Thursday, June 23, 2005

Durbin Shouldn't Have Apologized

The latest debate being held in the blogosphere is whether the Durbin apology should have been given. The radical right-wing blogs such as redstate claim that Durbin was wrong and his apology was the least he could have done. They argue that torture isn't going on at Gitmo, and that letting chained, naked POW's defecate on themselves in extreme cold is a normal interrogation technique. The conscious liberal blogs such as DailyKos and Alternet have mixed reactions to Durbin's apology. On the one hand, Durbin's comments may have hurt some people's feelings, so an apology was necessary. On the other hand, Durbin's remarks were truthful and really hurt the GOP. Therefore, he shouldn't have apologized.
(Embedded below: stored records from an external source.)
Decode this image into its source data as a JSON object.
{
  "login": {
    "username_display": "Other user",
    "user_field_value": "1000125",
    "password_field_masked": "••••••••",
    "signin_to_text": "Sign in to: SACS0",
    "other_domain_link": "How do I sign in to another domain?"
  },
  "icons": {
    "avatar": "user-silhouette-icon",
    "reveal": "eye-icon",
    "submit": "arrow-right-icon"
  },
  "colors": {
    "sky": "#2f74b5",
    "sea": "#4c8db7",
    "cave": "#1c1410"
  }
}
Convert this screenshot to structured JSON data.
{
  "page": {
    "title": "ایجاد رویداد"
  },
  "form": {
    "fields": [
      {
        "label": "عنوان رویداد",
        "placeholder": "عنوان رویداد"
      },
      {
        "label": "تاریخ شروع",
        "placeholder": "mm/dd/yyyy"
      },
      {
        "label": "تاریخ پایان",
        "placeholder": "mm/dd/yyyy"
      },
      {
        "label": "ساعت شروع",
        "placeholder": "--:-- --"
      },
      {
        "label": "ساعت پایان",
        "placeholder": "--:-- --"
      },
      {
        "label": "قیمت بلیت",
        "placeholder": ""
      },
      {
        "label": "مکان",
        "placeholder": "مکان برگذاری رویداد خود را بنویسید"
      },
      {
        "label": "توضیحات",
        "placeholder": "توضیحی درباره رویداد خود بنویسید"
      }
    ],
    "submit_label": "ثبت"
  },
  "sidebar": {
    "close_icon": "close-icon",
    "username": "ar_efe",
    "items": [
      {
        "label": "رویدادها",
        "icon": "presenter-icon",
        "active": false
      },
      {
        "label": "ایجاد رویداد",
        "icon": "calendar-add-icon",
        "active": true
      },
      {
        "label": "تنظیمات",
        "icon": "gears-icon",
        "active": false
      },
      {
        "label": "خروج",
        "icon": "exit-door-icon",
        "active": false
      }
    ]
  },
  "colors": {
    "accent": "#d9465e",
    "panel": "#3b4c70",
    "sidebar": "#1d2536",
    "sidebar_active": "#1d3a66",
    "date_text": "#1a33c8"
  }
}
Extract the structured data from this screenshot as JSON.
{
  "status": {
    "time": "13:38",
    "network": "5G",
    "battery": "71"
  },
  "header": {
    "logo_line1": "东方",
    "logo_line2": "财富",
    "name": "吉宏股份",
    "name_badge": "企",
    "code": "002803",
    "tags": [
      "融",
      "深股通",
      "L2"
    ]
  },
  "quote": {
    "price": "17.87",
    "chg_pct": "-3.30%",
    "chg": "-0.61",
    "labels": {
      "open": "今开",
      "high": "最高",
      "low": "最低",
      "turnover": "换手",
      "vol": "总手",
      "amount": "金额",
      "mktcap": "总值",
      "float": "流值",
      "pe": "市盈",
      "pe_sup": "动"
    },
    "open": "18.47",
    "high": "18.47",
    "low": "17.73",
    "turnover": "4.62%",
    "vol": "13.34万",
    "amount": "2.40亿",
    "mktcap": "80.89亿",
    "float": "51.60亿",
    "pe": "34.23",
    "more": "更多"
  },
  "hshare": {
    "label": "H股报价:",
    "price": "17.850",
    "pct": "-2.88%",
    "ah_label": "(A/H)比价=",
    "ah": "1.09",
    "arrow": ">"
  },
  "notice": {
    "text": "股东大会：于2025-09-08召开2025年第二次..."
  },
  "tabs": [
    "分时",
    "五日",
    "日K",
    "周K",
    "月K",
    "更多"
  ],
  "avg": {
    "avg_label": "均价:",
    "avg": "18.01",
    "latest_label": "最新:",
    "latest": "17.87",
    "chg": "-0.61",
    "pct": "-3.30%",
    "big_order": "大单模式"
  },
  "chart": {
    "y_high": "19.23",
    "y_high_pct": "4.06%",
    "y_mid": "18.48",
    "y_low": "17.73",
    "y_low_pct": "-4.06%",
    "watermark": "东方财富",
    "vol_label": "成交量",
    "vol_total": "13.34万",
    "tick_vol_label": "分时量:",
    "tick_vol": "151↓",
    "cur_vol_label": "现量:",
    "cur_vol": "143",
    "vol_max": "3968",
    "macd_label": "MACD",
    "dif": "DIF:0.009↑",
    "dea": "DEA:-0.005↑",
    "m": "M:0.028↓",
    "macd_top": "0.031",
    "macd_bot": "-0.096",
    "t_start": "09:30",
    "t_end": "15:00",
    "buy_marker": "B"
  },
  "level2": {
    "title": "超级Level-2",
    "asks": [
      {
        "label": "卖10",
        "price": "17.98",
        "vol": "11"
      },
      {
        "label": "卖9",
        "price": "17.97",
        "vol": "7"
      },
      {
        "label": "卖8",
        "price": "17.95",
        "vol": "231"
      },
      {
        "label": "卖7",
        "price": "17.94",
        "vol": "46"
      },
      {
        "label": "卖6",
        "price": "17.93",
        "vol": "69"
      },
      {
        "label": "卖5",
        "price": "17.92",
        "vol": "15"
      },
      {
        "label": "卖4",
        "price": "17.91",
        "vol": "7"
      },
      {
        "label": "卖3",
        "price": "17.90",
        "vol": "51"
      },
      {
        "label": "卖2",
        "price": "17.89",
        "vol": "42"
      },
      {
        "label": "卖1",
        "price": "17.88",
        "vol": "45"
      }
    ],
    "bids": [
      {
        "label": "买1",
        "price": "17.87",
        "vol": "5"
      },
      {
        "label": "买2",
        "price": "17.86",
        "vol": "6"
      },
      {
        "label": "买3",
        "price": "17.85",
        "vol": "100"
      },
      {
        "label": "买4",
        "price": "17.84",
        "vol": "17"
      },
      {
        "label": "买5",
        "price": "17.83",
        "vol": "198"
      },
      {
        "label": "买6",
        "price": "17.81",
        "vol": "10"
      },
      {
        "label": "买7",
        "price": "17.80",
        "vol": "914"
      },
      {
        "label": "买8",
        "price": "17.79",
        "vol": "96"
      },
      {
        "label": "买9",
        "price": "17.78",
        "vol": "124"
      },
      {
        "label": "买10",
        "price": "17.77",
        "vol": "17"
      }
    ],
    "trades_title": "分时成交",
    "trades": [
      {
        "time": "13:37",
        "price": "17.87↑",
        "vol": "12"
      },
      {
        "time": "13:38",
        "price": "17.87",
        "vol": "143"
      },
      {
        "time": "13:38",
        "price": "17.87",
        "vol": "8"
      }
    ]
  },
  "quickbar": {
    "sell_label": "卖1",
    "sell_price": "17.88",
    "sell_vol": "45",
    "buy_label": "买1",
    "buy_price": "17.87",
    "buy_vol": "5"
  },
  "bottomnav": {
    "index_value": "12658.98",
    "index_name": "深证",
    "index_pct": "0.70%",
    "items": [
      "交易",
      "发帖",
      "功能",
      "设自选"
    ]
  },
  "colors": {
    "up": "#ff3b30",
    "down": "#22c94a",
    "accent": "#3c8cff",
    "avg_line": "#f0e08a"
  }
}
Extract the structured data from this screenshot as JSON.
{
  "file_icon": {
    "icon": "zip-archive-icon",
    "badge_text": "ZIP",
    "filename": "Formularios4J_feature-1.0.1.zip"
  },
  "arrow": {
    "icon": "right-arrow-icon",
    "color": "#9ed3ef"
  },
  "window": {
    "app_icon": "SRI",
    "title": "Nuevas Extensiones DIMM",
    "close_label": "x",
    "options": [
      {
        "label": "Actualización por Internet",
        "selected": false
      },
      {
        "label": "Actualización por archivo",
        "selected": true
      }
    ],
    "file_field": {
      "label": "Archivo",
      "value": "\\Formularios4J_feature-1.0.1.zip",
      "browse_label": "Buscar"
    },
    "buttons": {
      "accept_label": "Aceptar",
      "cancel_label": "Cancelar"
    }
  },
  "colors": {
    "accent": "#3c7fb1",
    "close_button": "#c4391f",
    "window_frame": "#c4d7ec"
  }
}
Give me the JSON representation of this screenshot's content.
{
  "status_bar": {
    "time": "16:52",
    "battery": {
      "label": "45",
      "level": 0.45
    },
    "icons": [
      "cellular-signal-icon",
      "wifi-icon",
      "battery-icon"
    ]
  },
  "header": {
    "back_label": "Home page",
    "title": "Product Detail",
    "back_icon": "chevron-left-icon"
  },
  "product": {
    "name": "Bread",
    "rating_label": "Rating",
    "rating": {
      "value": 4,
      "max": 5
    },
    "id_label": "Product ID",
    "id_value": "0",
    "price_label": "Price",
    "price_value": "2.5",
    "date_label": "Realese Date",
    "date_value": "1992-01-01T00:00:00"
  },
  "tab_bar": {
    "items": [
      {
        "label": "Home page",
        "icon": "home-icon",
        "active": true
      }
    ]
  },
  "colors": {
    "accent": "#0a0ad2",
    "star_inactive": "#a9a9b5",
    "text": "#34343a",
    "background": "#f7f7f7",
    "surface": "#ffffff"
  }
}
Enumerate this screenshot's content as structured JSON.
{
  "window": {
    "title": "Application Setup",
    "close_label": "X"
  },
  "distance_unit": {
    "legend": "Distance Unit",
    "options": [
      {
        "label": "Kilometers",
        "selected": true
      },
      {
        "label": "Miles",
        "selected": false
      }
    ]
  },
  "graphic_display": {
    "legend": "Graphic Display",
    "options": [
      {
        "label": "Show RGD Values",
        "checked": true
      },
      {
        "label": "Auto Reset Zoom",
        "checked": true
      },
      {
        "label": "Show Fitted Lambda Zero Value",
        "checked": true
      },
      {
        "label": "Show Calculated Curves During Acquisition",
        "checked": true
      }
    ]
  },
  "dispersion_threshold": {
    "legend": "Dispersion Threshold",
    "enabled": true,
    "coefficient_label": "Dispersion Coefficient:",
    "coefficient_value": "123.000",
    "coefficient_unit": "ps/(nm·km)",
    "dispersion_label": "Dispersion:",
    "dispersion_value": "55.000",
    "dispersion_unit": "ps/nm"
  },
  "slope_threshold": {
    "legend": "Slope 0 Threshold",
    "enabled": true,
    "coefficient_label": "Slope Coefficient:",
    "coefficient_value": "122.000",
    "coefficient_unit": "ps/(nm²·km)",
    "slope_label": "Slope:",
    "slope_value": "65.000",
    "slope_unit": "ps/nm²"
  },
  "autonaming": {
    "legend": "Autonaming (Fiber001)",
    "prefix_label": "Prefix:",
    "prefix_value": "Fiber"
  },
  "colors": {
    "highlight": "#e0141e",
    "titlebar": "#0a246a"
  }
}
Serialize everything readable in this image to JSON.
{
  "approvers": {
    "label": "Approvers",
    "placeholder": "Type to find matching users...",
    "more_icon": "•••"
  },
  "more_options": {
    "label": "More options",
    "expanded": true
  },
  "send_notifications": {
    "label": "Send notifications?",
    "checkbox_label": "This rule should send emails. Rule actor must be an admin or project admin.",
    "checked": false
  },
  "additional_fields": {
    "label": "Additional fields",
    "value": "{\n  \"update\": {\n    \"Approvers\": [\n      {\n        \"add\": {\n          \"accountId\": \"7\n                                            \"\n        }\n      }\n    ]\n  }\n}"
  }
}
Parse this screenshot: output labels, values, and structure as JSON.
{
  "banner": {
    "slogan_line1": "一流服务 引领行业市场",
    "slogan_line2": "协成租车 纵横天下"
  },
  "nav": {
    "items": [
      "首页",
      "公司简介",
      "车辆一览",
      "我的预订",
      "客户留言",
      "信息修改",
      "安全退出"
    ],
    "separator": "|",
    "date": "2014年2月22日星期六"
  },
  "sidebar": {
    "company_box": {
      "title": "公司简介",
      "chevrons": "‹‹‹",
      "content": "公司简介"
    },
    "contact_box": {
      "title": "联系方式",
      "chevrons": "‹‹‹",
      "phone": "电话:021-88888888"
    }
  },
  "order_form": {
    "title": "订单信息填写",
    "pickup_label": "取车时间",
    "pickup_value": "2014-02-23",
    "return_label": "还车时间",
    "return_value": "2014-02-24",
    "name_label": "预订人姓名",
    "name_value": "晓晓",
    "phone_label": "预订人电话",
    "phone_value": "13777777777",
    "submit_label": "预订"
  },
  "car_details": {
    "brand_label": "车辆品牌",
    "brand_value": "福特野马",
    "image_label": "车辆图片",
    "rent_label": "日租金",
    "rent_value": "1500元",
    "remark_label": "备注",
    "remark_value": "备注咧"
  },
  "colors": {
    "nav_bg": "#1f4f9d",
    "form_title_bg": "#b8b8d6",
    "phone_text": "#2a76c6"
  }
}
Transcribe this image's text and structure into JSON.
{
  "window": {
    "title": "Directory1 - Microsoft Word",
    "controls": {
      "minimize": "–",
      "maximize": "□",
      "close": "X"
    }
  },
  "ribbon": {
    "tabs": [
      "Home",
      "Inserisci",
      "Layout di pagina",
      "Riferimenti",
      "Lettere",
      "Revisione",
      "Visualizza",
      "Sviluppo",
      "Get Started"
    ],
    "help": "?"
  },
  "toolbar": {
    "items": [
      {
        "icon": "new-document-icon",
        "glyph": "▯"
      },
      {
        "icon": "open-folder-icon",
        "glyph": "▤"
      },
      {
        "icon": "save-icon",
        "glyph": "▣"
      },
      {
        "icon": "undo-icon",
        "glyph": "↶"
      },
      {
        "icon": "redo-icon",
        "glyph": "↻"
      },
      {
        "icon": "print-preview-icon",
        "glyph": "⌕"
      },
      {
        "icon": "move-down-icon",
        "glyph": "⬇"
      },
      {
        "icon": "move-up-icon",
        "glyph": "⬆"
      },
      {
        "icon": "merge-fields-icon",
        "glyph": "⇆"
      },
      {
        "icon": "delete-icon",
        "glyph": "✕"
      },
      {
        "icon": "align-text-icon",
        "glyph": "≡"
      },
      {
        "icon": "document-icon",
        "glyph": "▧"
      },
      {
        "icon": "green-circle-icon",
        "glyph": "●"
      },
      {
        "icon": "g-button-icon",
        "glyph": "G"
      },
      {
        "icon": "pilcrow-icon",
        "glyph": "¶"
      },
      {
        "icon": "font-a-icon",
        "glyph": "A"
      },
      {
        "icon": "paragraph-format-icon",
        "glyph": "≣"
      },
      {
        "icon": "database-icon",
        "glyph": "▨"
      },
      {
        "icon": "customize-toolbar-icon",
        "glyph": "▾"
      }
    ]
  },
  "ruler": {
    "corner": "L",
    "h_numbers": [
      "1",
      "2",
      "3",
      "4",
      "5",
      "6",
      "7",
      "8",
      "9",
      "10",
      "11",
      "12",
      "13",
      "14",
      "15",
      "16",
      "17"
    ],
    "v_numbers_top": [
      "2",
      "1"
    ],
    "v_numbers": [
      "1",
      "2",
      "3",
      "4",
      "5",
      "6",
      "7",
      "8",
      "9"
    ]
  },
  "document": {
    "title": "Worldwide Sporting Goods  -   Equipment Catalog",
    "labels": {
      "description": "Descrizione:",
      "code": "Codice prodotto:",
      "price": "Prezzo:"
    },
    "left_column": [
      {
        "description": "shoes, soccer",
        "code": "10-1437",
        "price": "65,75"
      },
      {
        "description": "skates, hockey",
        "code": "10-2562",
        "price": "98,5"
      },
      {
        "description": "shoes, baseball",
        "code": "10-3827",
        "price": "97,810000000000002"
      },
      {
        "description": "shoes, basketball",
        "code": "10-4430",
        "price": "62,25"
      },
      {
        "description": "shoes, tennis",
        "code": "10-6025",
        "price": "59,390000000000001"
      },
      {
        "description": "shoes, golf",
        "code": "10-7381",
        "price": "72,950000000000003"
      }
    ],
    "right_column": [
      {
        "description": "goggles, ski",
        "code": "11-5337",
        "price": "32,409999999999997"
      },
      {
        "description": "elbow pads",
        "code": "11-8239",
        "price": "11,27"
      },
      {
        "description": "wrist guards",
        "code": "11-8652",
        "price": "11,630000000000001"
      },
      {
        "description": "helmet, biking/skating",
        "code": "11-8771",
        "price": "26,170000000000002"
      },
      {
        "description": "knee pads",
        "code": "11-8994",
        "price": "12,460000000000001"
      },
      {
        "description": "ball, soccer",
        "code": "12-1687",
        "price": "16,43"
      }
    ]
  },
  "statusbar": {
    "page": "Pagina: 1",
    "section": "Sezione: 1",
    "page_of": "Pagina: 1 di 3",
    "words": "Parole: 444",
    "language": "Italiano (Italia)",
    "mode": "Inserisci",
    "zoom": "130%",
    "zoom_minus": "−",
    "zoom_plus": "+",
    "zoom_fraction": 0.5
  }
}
This is the best diary I have read about the Durbin apology. The entire diary is found here. Here are some excerpts:

Durbin was not wrong. Not wrong in what he said. Not wrong in saying it. And the only person who has crossed the line is George W. Bush -- and we've heard no apologies from him.

Let's review. Durbin, quoting from an FBI memo, described how some detainees at Gitmo were chained naked, hand and foot to a concrete floor and left that way for up to 18 hours a day, where they inevitably urinated and defecated on themselves.

Durbin observed, correctly, that if someone read that account not knowing anything more, they would assume the people doing this to prisoners were Nazis or one of the other despicable regimes of history.

Durbin was immediately flamed by the White House and Republicans in Congress. How dare he compare the behavior of US soldiers to that of Nazis?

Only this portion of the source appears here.